Il savait bien ce qui lui arrivait. Elle était restée trop longtemps au même endroit.

— Pourquoi ne fais-tu pas un voyage ?

— À Londres ? Encore ? Quelle horreur !

— Non, je ne pensais pas à Londres, mais par exemple à Paris. Pourquoi n’irais-tu pas là-bas ? Depuis combien de temps n’y es-tu pas allée ? Cette ville est belle et plaisante, mais tu as également besoin d’autres choses. Nous savons tous les deux que la vie culturelle de Venise ne brille pas par sa richesse. Depuis combien de temps n’as-tu pas parlé à cœur ouvert à des écrivains, discuté avec eux, n’es-tu pas au courant de la vie littéraire grâce à eux ?

Le regard de la voyageuse s’éclaira. C’était certainement à Paris que se déroulaient les événements les plus intéressants.

— Je ne voudrais pas te laisser seul. Que ferais-tu ici ? Cela t’ennuierait-il que je parte ? Tu pourrais m’accompagner ? lui demanda-t-elle soudain.

— Actuellement, il n’y a rien de plus éloigné de moi que Paris et ses salons artistiques. Ne t’inquiète pas. Tu me manqueras, mais… je pourrai le supporter. Et puis, comme ça, à ton retour, tu auras des choses à me raconter. Tu sais qu’il n’y a rien qui me plaise autant que tes récits, ensemble, près du feu, à écouter ta voix tandis que j’essaie vainement de partager ton monde…

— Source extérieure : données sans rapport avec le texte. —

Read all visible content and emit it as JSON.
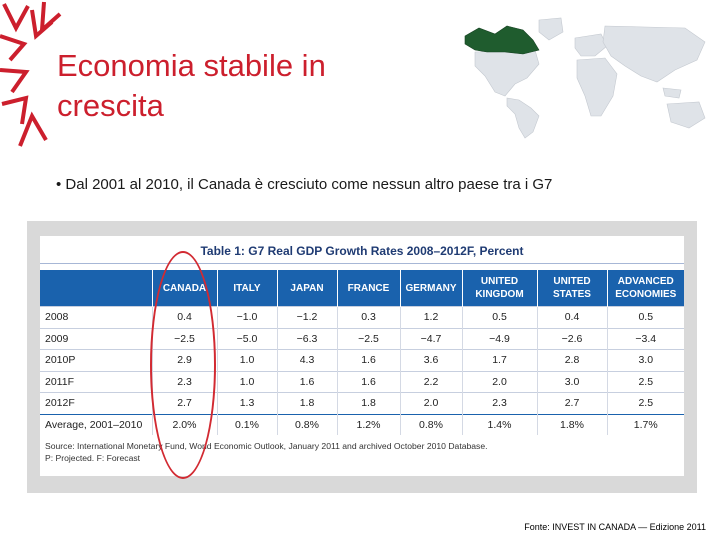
{
  "slide": {
    "title_line1": "Economia stabile in",
    "title_line2": "crescita",
    "bullet": "• Dal 2001 al 2010, il Canada è cresciuto come nessun altro paese tra i G7",
    "footer": "Fonte: INVEST IN CANADA — Edizione 2011"
  },
  "table": {
    "title": "Table 1: G7 Real GDP Growth Rates 2008–2012F, Percent",
    "headers": [
      "",
      "CANADA",
      "ITALY",
      "JAPAN",
      "FRANCE",
      "GERMANY",
      "UNITED KINGDOM",
      "UNITED STATES",
      "ADVANCED ECONOMIES"
    ],
    "rows": [
      [
        "2008",
        "0.4",
        "−1.0",
        "−1.2",
        "0.3",
        "1.2",
        "0.5",
        "0.4",
        "0.5"
      ],
      [
        "2009",
        "−2.5",
        "−5.0",
        "−6.3",
        "−2.5",
        "−4.7",
        "−4.9",
        "−2.6",
        "−3.4"
      ],
      [
        "2010P",
        "2.9",
        "1.0",
        "4.3",
        "1.6",
        "3.6",
        "1.7",
        "2.8",
        "3.0"
      ],
      [
        "2011F",
        "2.3",
        "1.0",
        "1.6",
        "1.6",
        "2.2",
        "2.0",
        "3.0",
        "2.5"
      ],
      [
        "2012F",
        "2.7",
        "1.3",
        "1.8",
        "1.8",
        "2.0",
        "2.3",
        "2.7",
        "2.5"
      ],
      [
        "Average, 2001–2010",
        "2.0%",
        "0.1%",
        "0.8%",
        "1.2%",
        "0.8%",
        "1.4%",
        "1.8%",
        "1.7%"
      ]
    ],
    "source_line1": "Source: International Monetary Fund, World Economic Outlook, January 2011 and archived October 2010 Database.",
    "source_line2": "P: Projected. F: Forecast"
  },
  "colors": {
    "title": "#cc1f2d",
    "header_blue": "#1a62ad",
    "circle_red": "#d22a32",
    "canada_green": "#1f5c2e"
  },
  "icons": [
    "sunburst-logo-icon",
    "world-map-icon"
  ]
}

Elle dut reconnaître que c’était une très bonne idée. Elle sourit de nouveau d’un air enjoué. Oui, elle irait à Paris puis elle reviendrait à Venise avec des nouveautés et des idées différentes afin de continuer à écrire. Et d’ici là, ses enfants reviendraient peut-être sur leur décision et lui permettraient de publier les lettres. Et lui, il était toujours là où il fallait et il savait comment l’aider. Que ferait-elle sans lui ? Elle se prit alors à rêver, à se voir elle-même à Paris. Et elle s’imagina au centre des conversations, devisant, focalisant les regards et donnant son avis sur des mots, des rythmes et des figures.